The bank relied solely on the last annual report of Agricon, Inc., from the Secretary of State, in conjunction with an affidavit from the Ravenels confirming the report. Based on this, the bank prepared and had the Ravenels execute a quit-claim deed as directors of the dissolved corporation conveying the Oakridge property to themselves individually.
In the last analysis, the bank's claim to status as a bona fide mortgagee rests solely on the report from the Secretary of State showing the Ravenels and Black as the last officers and directors of Agricon, with no mention of the LaGrows or any shareholders. We do not believe the bank satisfied its duty of inquiry sufficiently to attain the status it claims. As stated by the Florida Supreme Court in Sickler v. Melbourne State Bank, 118 Fla. 468, 159 So. 678, 679 (1935):
It is too well-settled to require the citation of authorities that one who has either actual or constructive information and notice sufficient to put him on inquiry is bound, for his own protection, to make that inquiry which such information or notice appears to direct should be made, and, if he disregards that information or notice which is sufficient to put him on inquiry and fails to inquire and to learn that which he might reasonably be expected to learn upon making such inquiry, then he must suffer the consequences of his neglect.
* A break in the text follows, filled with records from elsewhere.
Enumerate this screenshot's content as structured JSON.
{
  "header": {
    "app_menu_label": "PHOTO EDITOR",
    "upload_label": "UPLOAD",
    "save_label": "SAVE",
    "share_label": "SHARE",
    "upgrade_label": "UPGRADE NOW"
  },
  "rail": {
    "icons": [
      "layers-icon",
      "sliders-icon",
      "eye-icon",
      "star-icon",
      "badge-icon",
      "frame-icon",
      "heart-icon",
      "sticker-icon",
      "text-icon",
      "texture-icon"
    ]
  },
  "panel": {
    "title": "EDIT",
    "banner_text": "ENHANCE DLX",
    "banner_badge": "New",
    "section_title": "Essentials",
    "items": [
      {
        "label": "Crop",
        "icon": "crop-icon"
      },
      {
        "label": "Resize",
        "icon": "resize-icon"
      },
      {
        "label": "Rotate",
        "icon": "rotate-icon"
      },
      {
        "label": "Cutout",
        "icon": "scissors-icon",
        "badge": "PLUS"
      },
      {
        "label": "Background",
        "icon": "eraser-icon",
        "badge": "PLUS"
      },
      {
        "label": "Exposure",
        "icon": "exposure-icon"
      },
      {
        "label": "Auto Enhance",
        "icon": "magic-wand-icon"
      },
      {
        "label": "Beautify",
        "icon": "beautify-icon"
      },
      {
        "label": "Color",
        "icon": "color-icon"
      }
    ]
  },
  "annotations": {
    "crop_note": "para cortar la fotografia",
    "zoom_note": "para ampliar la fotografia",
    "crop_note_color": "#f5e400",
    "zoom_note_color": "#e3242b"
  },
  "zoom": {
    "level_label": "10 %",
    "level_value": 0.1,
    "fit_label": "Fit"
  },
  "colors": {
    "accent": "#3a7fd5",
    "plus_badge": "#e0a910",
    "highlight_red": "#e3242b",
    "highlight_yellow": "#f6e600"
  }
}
See also Gabel v. Drewry's Ltd. U.S.A., Inc., 68 So.2d 372 (Fla.1953).
In the instant case, there were abundant facts alerting the bank to the improprieties of William Ravenel which should have prompted it to further inquiry and investigation in regard to the true ownership of the Oakridge property. In view of our conclusion in regard to this point, we need not consider the appellants' remaining point challenging the sufficiency of the bank's consideration.
Accordingly, the judgment of the lower court, insofar as it relates to the one-half interest of the LaGrows in the Oakridge property, is reversed and this cause is remanded to allow foreclosure to proceed on the other one-half interest.
REVERSED and REMANDED.
FRANK D. UPCHURCH, Jr., and SHARP, JJ., concur.
. The deposition testimony of Lionel and Patricia LaGrow indicated that he was supposed to be listed as a director and she as treasurer; Black's recollection was that each of the three shareholders was to be a director and one of the LaGrows was to have been treasurer.
. In fact, Ravenel did declare bankruptcy some two months later.